Because the country is small, when the strikers hang on and battle with determination to obtain a wage increase or an improvement of their classification or their working conditions, each strike has an effect which goes beyond the importance of the affected business. A strike of 20 or 30 workers led with determination provokes as much sympathy as a strike in a more important sector; it causes many workers to talk about it and react to it. And when there is total or partial success in the end, it reinforces the idea of struggle, it encourages a fighting spirit.
All the workers can be convinced that it's worth fighting and see that despite the difficulties and obstacles caused by the determination of the bosses and the lies told by the media, struggle is the only way to force the bosses to retreat and to give up concessions.
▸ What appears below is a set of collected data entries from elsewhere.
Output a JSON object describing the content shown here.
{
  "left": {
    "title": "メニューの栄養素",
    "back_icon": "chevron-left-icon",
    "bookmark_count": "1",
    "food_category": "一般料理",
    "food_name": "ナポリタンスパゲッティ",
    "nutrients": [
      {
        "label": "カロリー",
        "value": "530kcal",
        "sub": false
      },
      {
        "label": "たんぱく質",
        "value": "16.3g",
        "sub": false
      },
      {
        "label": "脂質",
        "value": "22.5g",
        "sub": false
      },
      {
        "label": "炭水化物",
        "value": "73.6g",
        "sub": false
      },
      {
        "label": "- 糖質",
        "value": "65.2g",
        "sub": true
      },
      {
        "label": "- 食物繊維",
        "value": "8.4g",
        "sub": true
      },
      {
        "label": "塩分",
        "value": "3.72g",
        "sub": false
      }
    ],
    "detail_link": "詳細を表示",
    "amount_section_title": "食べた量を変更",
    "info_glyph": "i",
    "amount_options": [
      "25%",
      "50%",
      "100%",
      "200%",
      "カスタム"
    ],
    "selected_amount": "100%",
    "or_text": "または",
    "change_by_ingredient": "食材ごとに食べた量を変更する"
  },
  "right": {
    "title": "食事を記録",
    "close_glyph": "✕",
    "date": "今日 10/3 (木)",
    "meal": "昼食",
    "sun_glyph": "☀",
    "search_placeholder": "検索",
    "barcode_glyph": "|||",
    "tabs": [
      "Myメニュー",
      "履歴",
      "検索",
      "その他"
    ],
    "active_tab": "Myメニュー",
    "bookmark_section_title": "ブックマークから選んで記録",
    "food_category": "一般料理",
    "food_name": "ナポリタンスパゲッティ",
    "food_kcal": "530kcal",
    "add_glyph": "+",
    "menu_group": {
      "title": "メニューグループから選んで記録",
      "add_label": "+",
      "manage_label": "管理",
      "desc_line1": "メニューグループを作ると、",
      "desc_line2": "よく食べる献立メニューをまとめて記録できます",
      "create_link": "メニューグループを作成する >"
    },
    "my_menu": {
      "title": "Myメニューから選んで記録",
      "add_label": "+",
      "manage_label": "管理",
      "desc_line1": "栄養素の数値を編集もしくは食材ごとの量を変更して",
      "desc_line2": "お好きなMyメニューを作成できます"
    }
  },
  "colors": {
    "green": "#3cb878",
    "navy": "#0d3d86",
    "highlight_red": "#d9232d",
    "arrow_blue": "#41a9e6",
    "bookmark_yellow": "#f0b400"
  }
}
These strikes, despite the dispersed form they take today, matter tomorrow in preparation for movements of greater scope. Perhaps thanks to the actions and arguments of combative and honest unions, workers will understand and decide how best to create a different relationship of forces with the bosses. They"ll learn that they can force this tiny minority class of bosses to face the action of thousands, when workers act together as a class.
We aren't there yet, but while waiting it is possible to take steps in this direction. No matter what union leads a conflict in a given workplace, we can make sure that the workers of other workplaces and other unions visibly and actively demonstrate their solidarity with those on strike.
This is an effective way to reply to the bosses' lies and attacks against strikers. It is also a means to create and consolidate ties between workers of different businesses and sectors. All that will count for the future of the struggles made by all workers together!